この隣組色々なところで活躍する。この隣組ひとつひとつにそれぞれ警官が張り付いているので、町に新しい住人が引っ越してくるとすぐさま警官がやってきて調査を開始する。特に外人居住地区でないところに外人が引っ越してきた場合はちょっとした問題となる。元来ベトナムでは外人がベトナム人と同じ屋根に住むことは許されない。それどころか結婚していないカップルが一晩ホテルで過ごすことも許されない。このルールは今でも残っていていわゆるラブホテルといわれるところ以外、一般的なホテルでさえ宿泊者が結婚相手以外の人と同衾することは許されない。ホテルのほうで拒否されるのだ。ベトナム人が外人の部屋に入れるのは午前8時から午後10時まででそれ以外は許されない。これは日本人向けサービスアパートでも適用され、ローカルと私の部屋で酒を飲んでいても10時になると管理事務所から警告の電話がかかってくる。

それでは外で飲めばどうかというと、12時に全ての飲み屋は閉まってしまう。これが法律だ。たとえJapanese Loungeのような健全な店でもいきなり警官が突入してきて一斉捜索が始まることがある。働いている全てのホステスのIDをチェックしもし持っていない場合その場で検挙、すぐさま留置場に収監しIDカードが届くまで出してはもらえない。しかしそのIDを届けられるのも次の日の8時以降だから自動的に一晩留置場に入れられてしまうのだ。
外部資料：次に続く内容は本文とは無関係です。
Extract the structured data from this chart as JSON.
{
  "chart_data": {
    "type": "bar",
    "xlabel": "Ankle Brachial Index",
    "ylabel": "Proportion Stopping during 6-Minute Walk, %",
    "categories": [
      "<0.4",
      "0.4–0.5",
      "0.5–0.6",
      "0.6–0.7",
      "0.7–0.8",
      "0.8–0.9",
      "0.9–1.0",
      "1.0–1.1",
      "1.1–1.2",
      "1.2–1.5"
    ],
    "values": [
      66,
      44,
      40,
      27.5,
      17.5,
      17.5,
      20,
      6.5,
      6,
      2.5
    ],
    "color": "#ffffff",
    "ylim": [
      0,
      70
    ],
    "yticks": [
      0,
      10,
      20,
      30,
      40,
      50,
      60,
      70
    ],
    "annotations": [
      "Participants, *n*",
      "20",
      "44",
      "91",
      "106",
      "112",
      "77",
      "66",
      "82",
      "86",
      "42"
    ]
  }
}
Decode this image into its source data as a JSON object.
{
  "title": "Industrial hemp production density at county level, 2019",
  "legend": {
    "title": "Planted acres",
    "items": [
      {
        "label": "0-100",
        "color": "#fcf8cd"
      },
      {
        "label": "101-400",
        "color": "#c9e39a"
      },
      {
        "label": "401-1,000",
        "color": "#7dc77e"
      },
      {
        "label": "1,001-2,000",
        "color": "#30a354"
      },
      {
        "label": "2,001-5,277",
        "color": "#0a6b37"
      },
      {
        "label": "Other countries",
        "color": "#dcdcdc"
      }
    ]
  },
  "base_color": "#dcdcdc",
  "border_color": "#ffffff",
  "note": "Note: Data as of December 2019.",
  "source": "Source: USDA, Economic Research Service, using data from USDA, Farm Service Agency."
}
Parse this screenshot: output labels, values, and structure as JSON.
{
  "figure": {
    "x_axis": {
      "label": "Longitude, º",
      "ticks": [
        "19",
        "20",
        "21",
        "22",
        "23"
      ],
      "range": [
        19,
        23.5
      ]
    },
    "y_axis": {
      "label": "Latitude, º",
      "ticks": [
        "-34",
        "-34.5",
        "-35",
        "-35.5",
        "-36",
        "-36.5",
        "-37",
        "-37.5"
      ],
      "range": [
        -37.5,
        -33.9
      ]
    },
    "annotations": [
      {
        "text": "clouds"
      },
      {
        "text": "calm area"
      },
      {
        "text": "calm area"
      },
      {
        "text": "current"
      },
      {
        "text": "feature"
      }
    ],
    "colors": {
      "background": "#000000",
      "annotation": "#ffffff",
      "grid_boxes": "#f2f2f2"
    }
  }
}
ただこのシステムももう賢い読者の方なら想像がつくだろうが、結局のところ賄賂の多寡で決まってしまう。
土曜日の夜、9時ごろ一人でJapanese Loungeで飲んでいたとしよう。ホステスとカウンター越しに話しをしていたところ、急に入り口のほうでざわざわ始まる。いきなりベトナム人の私服警官が5人ほど入ってきてベトナム語で何か騒ぐ。たぶん「ホステスは一箇所に集まれ」と言っているのだろう。彼女たちは一箇所に集められ日本人ママが右往左往している。1時間ほど警官が一人一人尋問し、結局10時過ぎまで店が騒然とする。その間従業員は警官にかかりっきりなので、会計をしてほかの店に行くこともできない。また警官の前でこれ見よがしに帰るそぶりも、何の言いがかりをつけられるからわからないからできない。10時過ぎに警官が引き上げると、ママが青い顔して2人IDカードを忘れたので明日朝早く引き受けに行かなくてはいけないと言う。
こんな中落ち着いて酒も飲めるものではない。こういう日は「まったくついてない」と言って家に帰るしかないのだ。